主として将校の軍服仕立。型紙から起こすのだから本式。

大人気で、生地を抱えた将校がラーゲリに引っ切りなしに来る。そのうち師団長官舎へ通ってマダムのスーツまで作り始めた。
工藤が出来上った閣下の金ピカの上衣を腕に掛けて届けに行ったら街の人々が道を開けたと笑っていた。
軍都スラビヤンカでは師団長がお殿様だ。

 バーニヤの揚水ポンプは明治時代の火消しポンプと同じで二人ずつ背を向けて四人でギツコンパッタン。日中はいいが夕方から混み出すと休憩がなくなる。
我々も週一回最終にバーニャに入る。仕舞い風呂でもシャワーだけだから問題なし。洗濯禁止だが、遅れたバーバらと仲良くゴシゴシ。人が良いのか、捕虜を男と思っていないのか。

 ケチ作業で最もスケールの大きかったのがオハチ(将校のクラブで街の集会所も兼ね、野外ダンスホールもある)の内装工事。初めてオハチへ行ったら日ソ戦のニュース映画を見せられた。

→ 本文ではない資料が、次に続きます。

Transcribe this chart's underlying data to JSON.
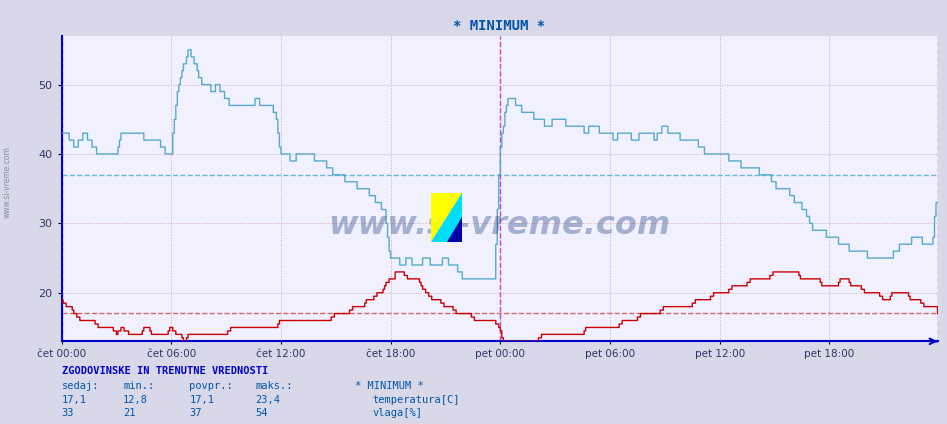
{
  "title": "* MINIMUM *",
  "title_color": "#0055aa",
  "bg_color": "#d8d8e8",
  "plot_bg_color": "#f0f0ff",
  "temp_color": "#cc0000",
  "vlaga_color": "#55aacc",
  "temp_avg": 17.1,
  "vlaga_avg": 37,
  "temp_min": 12.8,
  "temp_max": 23.4,
  "temp_curr": 17.1,
  "vlaga_min": 21,
  "vlaga_max": 54,
  "vlaga_curr": 33,
  "ylim": [
    13,
    57
  ],
  "yticks": [
    20,
    30,
    40,
    50
  ],
  "xtick_labels": [
    "čet 00:00",
    "čet 06:00",
    "čet 12:00",
    "čet 18:00",
    "pet 00:00",
    "pet 06:00",
    "pet 12:00",
    "pet 18:00"
  ],
  "watermark": "www.si-vreme.com",
  "legend_title": "* MINIMUM *",
  "footer_title": "ZGODOVINSKE IN TRENUTNE VREDNOSTI",
  "col_headers": [
    "sedaj:",
    "min.:",
    "povpr.:",
    "maks.:"
  ],
  "temp_label": "temperatura[C]",
  "vlaga_label": "vlaga[%]",
  "grid_color": "#ddaaaa",
  "grid_vcolor": "#ccaaaa",
  "spine_color": "#0000cc",
  "avg_line_temp_color": "#cc4444",
  "avg_line_vlaga_color": "#44aacc",
  "vline_color": "#cc44cc"
}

日本軍捕虜の行進やソ連戦車の活躍などお決まりだが、塹壕から両手を挙げて出てきた日本将校が胸にベタべタ勲章をぶら下げていたのでソ側要求のお芝居と分り、馬鹿らしくなってホールから飛び出した。

映画は月に一度の割りで全員に見せてくれた。ここで初めてアメリカ映画の「ハリケーン」を見た。
ドイツによるユダヤ人大量虐殺の映画では頭髪山積の倉庫、金歯付顎骨倉庫、人皮のランプシェード、人間の脂から作った石鹸には驚いたが、ニュールンベルク裁判で絞首刑を宣告されたリッペントロップが画面が変わると死体になって転がっているのを見てギョツとした。